Introduction
This article exposes the naive belief that technological progress automatically translates into social progress. This "quasi-theological certainty" ignores human costs, treating them as a transient phenomenon. In reality, how we implement artificial intelligence and automation is not a historical necessity, but the result of specific institutional incentives. Readers will learn why the current innovation model often destroys prosperity instead of creating it, and what role the state should play in fixing this system.
Automation vs. AI: Systemic Traps
Modern debate often confuses these concepts. Automation is a process in which capital takes over labor tasks, while artificial intelligence is its subset based on data-trained models. Believing in their automatic benefit is a superstition because it ignores institutional arithmetic. Tax systems, by taxing wages and subsidizing capital, force the phenomenon of excessive automation. It pays for entrepreneurs to replace people with machines even when productivity growth is symbolic.

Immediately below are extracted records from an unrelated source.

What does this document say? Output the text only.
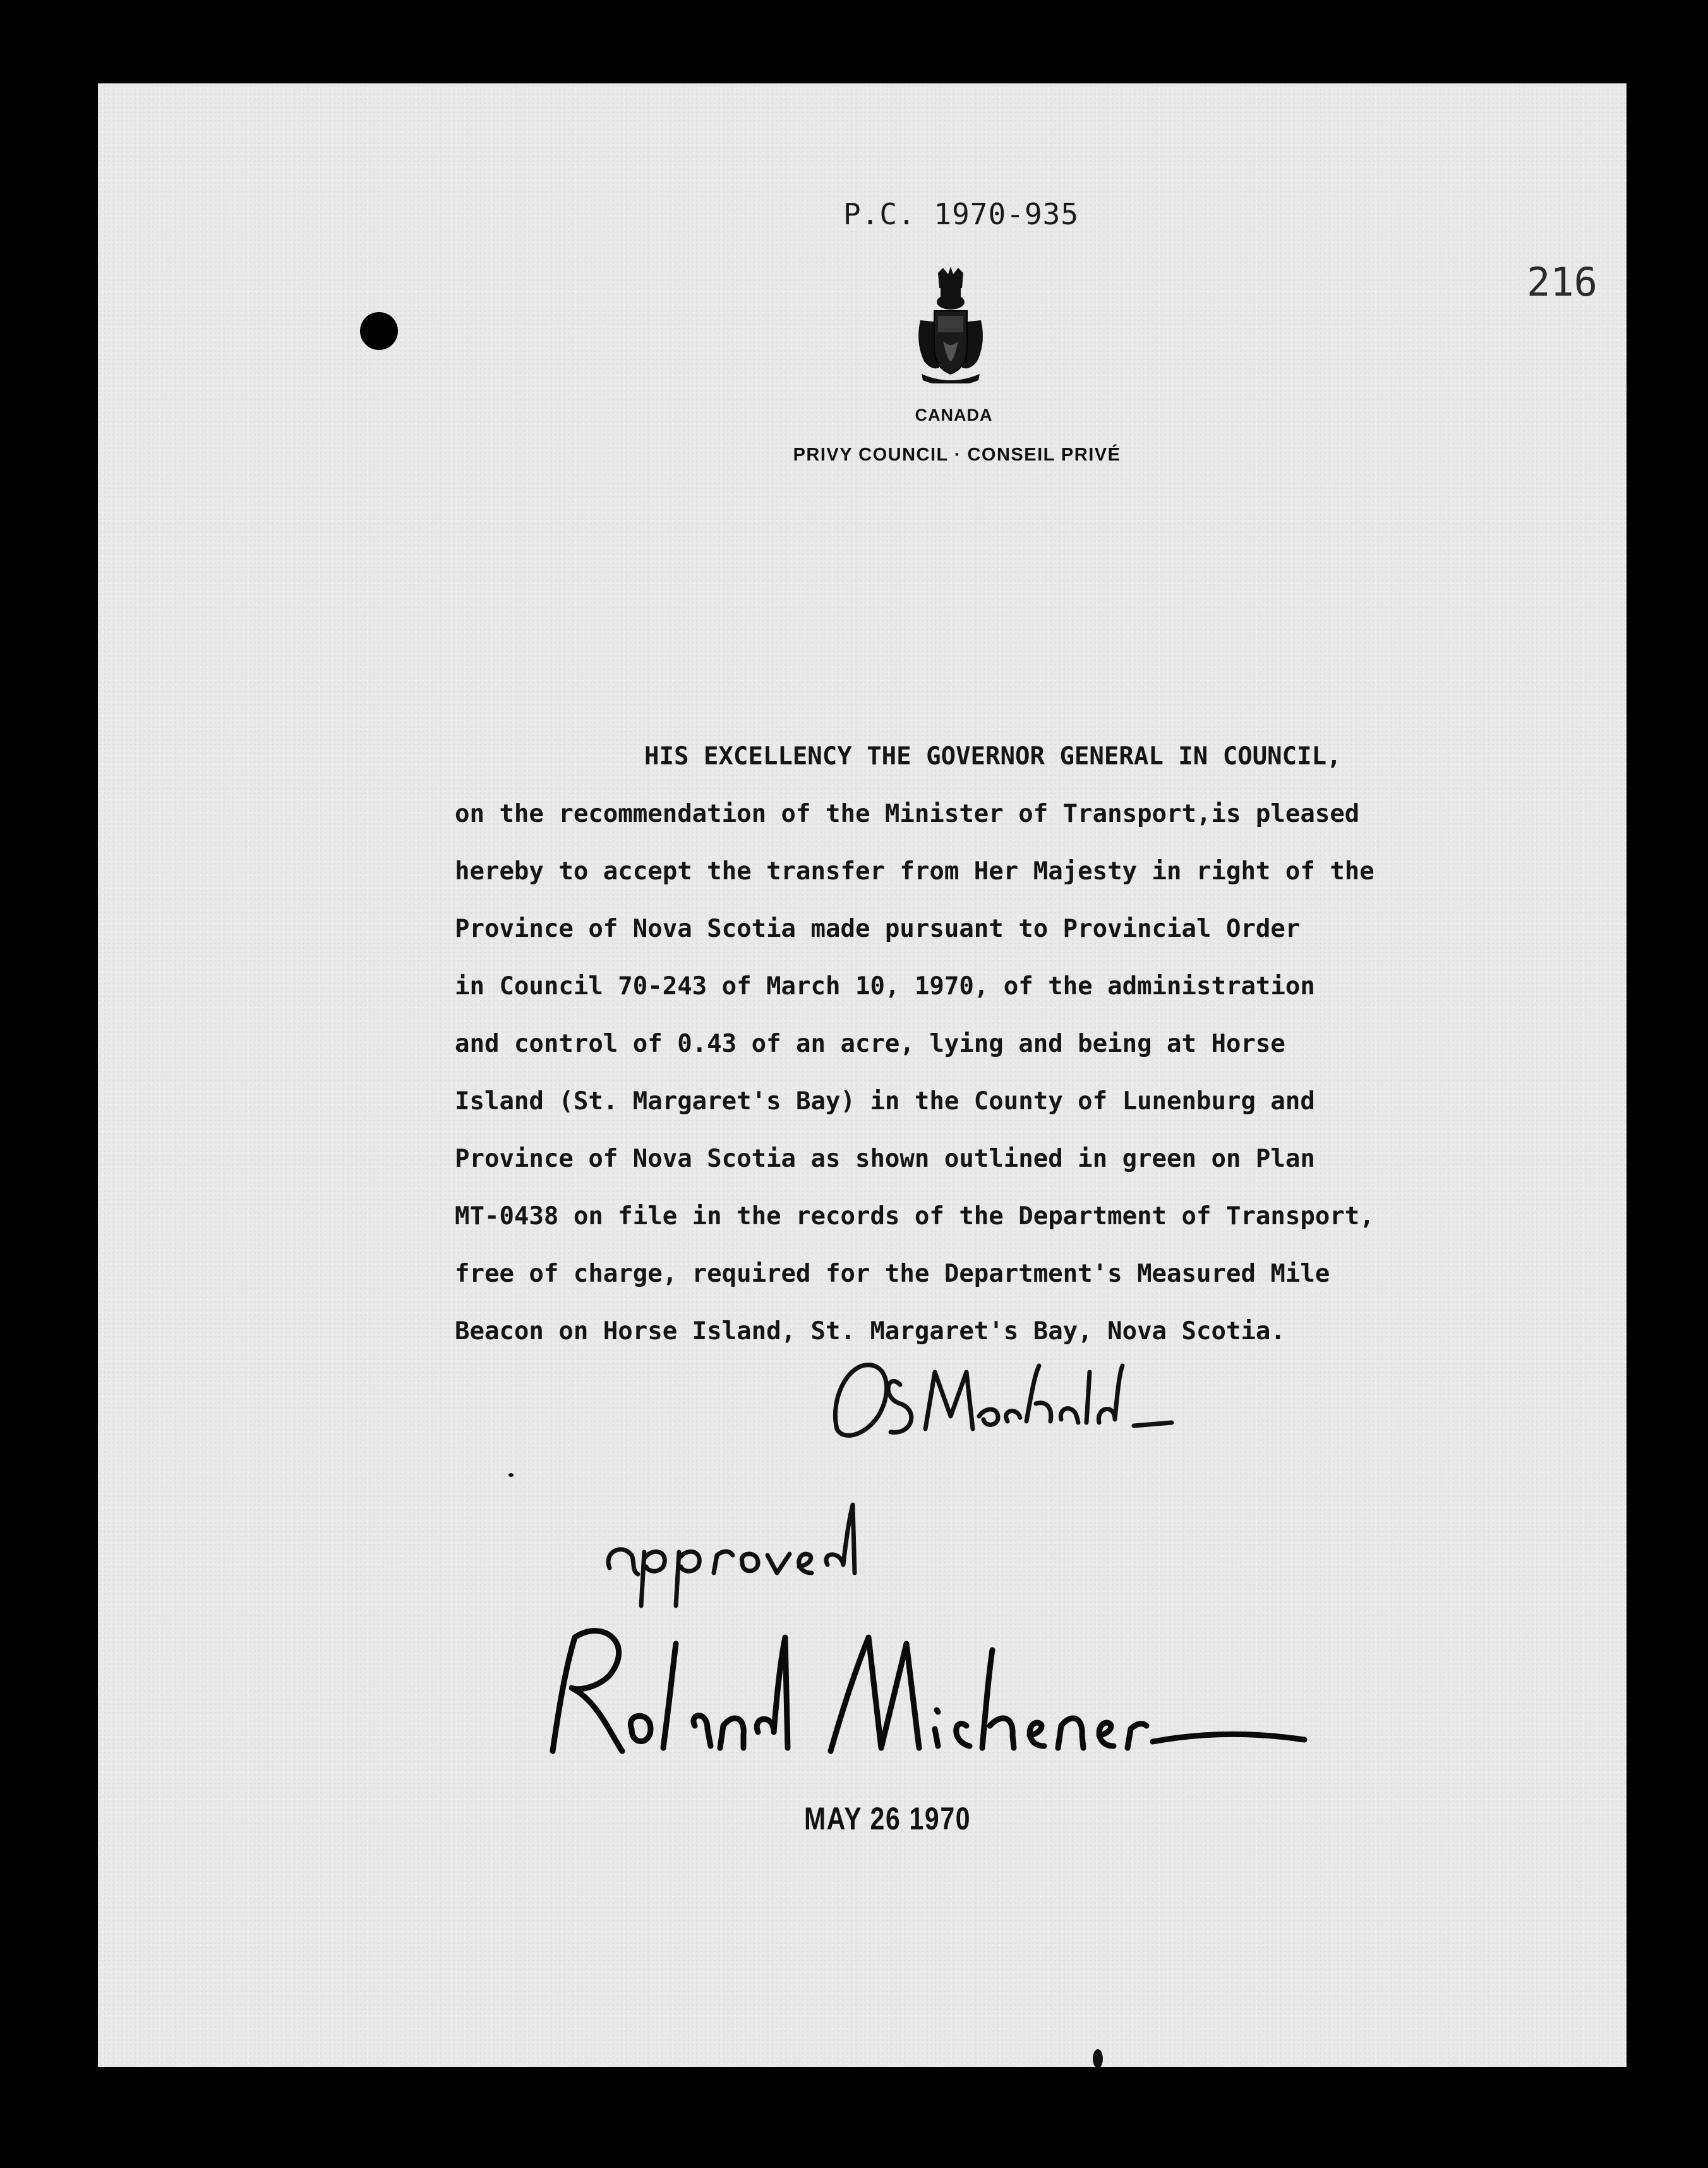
P.C. 1970-935
216
CANADA
PRIVY COUNCIL · CONSEIL PRIVÉ
HIS EXCELLENCY THE GOVERNOR GENERAL IN COUNCIL,
on the recommendation of the Minister of Transport,is pleased
hereby to accept the transfer from Her Majesty in right of the
Province of Nova Scotia made pursuant to Provincial Order
in Council 70-243 of March 10, 1970, of the administration
and control of 0.43 of an acre, lying and being at Horse
Island (St. Margaret's Bay) in the County of Lunenburg and
Province of Nova Scotia as shown outlined in green on Plan
MT-0438 on file in the records of the Department of Transport,
free of charge, required for the Department's Measured Mile
Beacon on Horse Island, St. Margaret's Bay, Nova Scotia.
MAY 26 1970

This leads to the emergence of "so-so" technologies—solutions good enough to displace a worker but too weak to stimulate real economic growth. Such innovations merely simulate prosperity, generating private profit at the expense of the public sphere. The China shock serves as a warning: it proved that the costs of global changes are geographically concentrated and, without compensatory mechanisms, lead to permanent exclusion and political rebellion.
The Economist-Plumber and the Foundations of Dignity
In the face of these challenges, the state should act as an economist-plumber. This metaphor signifies patiently clearing blockages in the system rather than designing utopias. A key problem is economic stickiness—a phenomenon where labor and capital do not flow freely due to social barriers, housing issues, and the fear of losing status. In such an environment, Universal Basic Income (UBI) sparks controversy. While it reduces bureaucracy, in its modest form, it can become "hush money" for people deprived of a social role.
The authors emphasize that professional work remains the foundation of dignity and recognition. Money will buy survival, but not the sense of being needed. Meanwhile, automation systematically reduces the labor share of national income, which strikes at the stability of the middle class. Technology becomes a tool that, instead of supporting humans, undermines the backbone of the employment structure.
The Trust Crisis and Superstar Firms
The development of AI is not planet-neutral; high emissions and the correlation of growth with energy consumption undermine the vision of cost-free "green growth." The market is dominated by superstar firms that use technology to accumulate capital and limit the bargaining power of workers. The situation is worsened by a crisis of trust in institutions—every reform, even a rightful one, is often perceived as an elite conspiracy. Additionally, the tribalization of opinion and algorithmic polarization block rational debate, turning facts into identity-based projectiles.
Critics of Banerjee and Duflo’s concepts raise three arguments: without automation we will be poorer, competition forces progress, and dignity is a category too vague for policy. While these points hit sensitive spots, they do not invalidate the main thesis: we must stop pretending that progress will solve the problem of the unfair distribution of its consequences on its own.
Summary
In a world where machines increasingly mimic human labor, the question of meaning and dignity becomes central. Is technology bringing us closer to utopia, or is it revealing an existential void, forcing us to seek value outside the labor market? The future does not have to be a race against the machines. The key is to reclaim dignity as a central economic category and to understand that GDP is only a means, not an end. We must redefine what makes us human in the age of algorithms.